Over time, Canadian regulators have examined how these companies could sell stock to investors without the formal prospectuses. The result was National Instrument 31-103, a regulation written by the Ontario Securities Commission that laid down the rules for the exempt market securities and those who bought and sold them.
The rules say these securities can be sold to wealthy individuals, who in theory have the ability to distinguish between silver and snake oil. Specifically, the household should have financial assets of more than $1 million and net assets of at least $5 million, and the investor should have net income exceeding $200,000. Some of these investments are eligible for retirement savings plans and tax-free savings accounts.

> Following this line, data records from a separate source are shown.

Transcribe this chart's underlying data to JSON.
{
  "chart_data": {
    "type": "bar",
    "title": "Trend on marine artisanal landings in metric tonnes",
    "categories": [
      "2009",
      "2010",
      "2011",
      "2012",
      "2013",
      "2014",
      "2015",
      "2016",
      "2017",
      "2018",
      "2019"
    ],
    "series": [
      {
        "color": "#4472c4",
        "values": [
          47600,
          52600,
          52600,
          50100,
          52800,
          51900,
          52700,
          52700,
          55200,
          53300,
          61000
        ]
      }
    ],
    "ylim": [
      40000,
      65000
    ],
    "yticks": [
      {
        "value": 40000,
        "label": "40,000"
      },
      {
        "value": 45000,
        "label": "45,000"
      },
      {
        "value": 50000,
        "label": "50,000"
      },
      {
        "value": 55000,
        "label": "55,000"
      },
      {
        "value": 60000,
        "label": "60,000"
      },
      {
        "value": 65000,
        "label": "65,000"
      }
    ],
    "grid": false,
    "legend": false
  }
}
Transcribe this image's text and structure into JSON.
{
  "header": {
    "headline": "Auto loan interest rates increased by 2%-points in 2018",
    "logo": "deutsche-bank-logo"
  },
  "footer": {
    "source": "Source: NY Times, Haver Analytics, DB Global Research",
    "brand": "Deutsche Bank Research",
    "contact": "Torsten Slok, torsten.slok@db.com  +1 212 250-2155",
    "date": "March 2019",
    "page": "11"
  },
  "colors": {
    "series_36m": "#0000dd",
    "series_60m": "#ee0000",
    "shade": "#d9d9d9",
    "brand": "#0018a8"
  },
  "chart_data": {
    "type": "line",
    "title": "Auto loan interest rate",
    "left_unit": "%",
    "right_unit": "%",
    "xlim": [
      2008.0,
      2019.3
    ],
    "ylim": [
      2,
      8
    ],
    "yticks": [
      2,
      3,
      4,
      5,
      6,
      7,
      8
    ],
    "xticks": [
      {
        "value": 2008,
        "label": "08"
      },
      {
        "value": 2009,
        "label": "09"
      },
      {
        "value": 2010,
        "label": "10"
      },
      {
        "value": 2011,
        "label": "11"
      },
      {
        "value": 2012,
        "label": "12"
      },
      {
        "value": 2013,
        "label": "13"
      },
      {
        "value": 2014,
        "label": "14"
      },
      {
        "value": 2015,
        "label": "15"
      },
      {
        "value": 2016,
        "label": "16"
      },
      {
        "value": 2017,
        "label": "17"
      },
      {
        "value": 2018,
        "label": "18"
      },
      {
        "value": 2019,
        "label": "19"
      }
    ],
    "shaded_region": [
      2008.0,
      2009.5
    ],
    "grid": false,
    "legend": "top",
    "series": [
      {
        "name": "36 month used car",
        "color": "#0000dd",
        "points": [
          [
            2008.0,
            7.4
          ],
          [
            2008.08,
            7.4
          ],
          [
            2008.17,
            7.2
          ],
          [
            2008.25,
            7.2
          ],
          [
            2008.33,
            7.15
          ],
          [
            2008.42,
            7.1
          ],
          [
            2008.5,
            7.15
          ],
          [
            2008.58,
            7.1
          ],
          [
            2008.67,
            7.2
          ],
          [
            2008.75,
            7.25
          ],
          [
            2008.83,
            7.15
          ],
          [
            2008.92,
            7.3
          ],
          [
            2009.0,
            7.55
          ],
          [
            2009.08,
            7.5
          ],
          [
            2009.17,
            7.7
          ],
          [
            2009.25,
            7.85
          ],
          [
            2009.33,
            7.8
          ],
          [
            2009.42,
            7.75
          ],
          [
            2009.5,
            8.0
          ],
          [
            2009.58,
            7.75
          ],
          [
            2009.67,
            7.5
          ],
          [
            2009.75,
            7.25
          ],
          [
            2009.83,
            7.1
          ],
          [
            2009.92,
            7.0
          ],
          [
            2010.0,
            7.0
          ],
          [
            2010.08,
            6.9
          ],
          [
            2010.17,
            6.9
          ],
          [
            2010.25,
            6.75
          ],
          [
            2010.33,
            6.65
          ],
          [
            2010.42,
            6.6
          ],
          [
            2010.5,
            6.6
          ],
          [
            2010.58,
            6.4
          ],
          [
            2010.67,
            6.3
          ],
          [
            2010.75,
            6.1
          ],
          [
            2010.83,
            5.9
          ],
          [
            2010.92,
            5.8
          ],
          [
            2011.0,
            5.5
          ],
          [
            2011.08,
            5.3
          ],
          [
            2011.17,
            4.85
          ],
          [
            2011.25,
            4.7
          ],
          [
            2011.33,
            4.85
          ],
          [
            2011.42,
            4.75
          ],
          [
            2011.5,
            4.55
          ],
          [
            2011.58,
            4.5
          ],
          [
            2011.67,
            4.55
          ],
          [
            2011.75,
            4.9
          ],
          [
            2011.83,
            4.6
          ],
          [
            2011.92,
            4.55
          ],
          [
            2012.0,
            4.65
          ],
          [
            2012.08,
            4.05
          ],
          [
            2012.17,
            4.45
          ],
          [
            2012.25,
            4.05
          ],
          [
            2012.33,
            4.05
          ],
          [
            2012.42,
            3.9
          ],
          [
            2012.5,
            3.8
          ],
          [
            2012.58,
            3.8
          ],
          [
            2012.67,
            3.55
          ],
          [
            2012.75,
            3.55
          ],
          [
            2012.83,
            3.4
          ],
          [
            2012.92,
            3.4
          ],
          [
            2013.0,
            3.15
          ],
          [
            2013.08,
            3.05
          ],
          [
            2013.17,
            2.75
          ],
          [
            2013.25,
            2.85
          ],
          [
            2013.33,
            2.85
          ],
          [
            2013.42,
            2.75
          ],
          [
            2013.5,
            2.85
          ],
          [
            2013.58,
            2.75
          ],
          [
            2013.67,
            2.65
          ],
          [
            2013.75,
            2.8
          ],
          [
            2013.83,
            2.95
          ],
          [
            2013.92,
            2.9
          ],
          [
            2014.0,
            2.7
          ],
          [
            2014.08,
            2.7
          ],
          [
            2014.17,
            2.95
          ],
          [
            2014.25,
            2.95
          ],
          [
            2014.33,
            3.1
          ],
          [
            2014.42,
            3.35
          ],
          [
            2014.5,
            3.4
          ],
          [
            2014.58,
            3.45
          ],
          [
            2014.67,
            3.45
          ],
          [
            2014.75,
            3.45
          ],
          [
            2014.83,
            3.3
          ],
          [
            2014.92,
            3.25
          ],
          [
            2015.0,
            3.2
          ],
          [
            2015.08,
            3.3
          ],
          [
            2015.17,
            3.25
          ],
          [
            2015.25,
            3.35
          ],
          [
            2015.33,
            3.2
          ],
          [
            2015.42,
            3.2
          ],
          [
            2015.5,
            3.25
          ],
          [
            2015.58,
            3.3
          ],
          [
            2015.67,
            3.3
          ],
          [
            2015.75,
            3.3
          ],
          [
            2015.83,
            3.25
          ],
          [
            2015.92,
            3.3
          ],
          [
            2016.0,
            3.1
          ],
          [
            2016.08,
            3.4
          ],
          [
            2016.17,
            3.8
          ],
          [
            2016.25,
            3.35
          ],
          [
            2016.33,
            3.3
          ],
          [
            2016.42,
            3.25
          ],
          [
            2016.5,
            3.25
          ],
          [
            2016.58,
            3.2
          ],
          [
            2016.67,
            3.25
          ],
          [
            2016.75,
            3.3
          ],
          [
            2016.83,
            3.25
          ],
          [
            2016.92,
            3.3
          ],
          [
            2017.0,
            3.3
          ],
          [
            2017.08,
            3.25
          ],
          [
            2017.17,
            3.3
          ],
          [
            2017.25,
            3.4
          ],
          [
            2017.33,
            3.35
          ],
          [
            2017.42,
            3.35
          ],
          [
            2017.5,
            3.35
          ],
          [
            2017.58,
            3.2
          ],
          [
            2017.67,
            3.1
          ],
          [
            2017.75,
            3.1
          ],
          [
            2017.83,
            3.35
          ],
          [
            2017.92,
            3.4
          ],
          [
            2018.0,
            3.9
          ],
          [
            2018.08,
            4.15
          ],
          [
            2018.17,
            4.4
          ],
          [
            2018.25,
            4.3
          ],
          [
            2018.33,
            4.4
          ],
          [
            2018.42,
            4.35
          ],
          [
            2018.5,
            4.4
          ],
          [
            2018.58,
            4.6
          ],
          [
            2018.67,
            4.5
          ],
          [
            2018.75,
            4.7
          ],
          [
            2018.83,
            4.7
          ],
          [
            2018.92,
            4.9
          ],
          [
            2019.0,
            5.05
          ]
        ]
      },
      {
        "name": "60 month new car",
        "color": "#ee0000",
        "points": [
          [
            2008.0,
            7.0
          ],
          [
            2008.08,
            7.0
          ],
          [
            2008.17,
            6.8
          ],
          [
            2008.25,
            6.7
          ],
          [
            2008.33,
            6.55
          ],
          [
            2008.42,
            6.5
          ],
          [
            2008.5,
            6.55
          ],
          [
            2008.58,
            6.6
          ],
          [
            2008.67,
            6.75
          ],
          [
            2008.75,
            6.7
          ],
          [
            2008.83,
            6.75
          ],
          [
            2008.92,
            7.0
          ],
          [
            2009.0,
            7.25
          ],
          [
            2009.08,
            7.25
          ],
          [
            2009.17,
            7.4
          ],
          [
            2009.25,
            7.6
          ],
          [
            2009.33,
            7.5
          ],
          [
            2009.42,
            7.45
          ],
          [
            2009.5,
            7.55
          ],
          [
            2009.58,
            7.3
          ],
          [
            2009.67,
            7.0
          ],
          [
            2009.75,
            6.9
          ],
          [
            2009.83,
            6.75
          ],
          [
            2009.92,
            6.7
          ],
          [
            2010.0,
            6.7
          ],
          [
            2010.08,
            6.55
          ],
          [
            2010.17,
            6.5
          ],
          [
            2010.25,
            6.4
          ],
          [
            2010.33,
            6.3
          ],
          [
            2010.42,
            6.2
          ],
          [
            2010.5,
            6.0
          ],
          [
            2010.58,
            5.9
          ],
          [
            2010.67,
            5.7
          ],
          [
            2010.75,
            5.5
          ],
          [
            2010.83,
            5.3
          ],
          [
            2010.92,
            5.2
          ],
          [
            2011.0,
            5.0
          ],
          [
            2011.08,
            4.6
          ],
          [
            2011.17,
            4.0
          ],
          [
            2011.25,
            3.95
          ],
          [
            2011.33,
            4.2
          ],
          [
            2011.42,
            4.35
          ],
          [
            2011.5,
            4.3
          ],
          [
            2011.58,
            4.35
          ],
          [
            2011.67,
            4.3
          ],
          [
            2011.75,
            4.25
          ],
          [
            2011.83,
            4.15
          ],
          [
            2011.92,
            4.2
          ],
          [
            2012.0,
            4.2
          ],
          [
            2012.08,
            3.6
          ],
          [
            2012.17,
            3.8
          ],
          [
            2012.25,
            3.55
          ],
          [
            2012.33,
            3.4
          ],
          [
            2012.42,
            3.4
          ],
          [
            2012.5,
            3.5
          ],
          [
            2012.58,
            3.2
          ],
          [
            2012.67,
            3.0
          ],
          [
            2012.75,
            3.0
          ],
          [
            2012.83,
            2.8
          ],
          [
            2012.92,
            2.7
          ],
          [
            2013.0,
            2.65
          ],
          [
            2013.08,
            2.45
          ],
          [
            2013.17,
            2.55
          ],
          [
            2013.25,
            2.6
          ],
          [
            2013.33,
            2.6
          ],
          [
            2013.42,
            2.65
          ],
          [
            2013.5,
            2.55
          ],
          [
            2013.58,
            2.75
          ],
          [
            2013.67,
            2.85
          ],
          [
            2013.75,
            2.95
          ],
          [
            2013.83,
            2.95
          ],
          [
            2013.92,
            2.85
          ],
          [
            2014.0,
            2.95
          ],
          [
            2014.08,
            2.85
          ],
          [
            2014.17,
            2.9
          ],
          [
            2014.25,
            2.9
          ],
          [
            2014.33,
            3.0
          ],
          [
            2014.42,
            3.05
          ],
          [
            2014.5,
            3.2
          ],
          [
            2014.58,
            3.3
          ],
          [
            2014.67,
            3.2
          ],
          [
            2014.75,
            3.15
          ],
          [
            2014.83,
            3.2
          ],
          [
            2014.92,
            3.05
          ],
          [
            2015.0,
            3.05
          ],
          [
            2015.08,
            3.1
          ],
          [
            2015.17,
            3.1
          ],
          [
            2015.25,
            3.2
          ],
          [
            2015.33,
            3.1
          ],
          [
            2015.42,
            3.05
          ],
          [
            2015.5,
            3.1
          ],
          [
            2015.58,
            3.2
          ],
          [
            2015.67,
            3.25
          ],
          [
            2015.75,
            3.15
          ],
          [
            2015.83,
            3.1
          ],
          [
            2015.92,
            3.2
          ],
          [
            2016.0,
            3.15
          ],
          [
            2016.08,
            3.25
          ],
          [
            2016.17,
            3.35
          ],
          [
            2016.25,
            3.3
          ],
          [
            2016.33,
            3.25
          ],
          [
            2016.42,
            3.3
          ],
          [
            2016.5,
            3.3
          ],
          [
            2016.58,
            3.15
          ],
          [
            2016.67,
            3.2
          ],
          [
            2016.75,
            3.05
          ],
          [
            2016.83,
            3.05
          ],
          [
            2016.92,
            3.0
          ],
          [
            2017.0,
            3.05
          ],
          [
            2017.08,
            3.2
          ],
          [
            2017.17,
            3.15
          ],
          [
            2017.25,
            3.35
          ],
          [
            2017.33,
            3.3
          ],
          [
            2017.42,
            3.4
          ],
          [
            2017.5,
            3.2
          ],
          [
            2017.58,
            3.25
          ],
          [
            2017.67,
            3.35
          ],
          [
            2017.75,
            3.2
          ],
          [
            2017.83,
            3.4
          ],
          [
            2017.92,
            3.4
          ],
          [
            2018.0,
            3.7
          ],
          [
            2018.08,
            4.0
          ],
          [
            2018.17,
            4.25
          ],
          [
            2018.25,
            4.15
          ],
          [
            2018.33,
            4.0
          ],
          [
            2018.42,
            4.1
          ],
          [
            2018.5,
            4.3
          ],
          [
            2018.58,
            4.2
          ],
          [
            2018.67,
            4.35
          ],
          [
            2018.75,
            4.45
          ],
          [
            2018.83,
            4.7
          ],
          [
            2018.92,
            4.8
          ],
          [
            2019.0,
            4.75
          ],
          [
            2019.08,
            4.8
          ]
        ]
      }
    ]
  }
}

These securities, which are not listed on an exchange, aren’t sold by traditional banks and investment houses but through networks of regulated exempt market dealers. Most (possibly all) sales are focused on Central and Western Canada, because there’s such a small group of people in Atlantic Canada who meet the investor criteria.
The only action on the exempt market dealer (EMD) market by the New Brunswick and Nova Scotia securities commissions has so far has been to advise investors to be cautious when considering such investments.
In Western Canada, the market is becoming far more developed. Not only are a range of companies issuing stock through the market and a number of EMD networks but research boutiques are also issuing reports. ExemptAnalyst provides independent third-party research on alternative investments and exempt market securities for EMDs and lists more than 70 issues that it has analyzed on http://www.exemptanalyst.com.
The attractions or demerits of these investments from the investors’ standpoint aren’t my main concern right now. I aim to neither praise nor bury Caesar with this column, simply to state that this market exists and young companies should be aware of it.
Why? Because Atlantic Canada’s success in growing young companies will soon require a hell of a lot of capital, and the exempt market, like angels, CEDIF, and CPCs, could be another way to raise it.
Let’s say there are about 500 innovative young companies in the region that will need, on average, $1 million in equity capital over the next five years. (Those estimates are conservative, partly because they don’t consider new companies entering the market, but indulge me for a moment.)
That means those companies will need about $500 million in investment capital, so they’ll have to start looking for new sources of funding. The exempt market is a great place to start.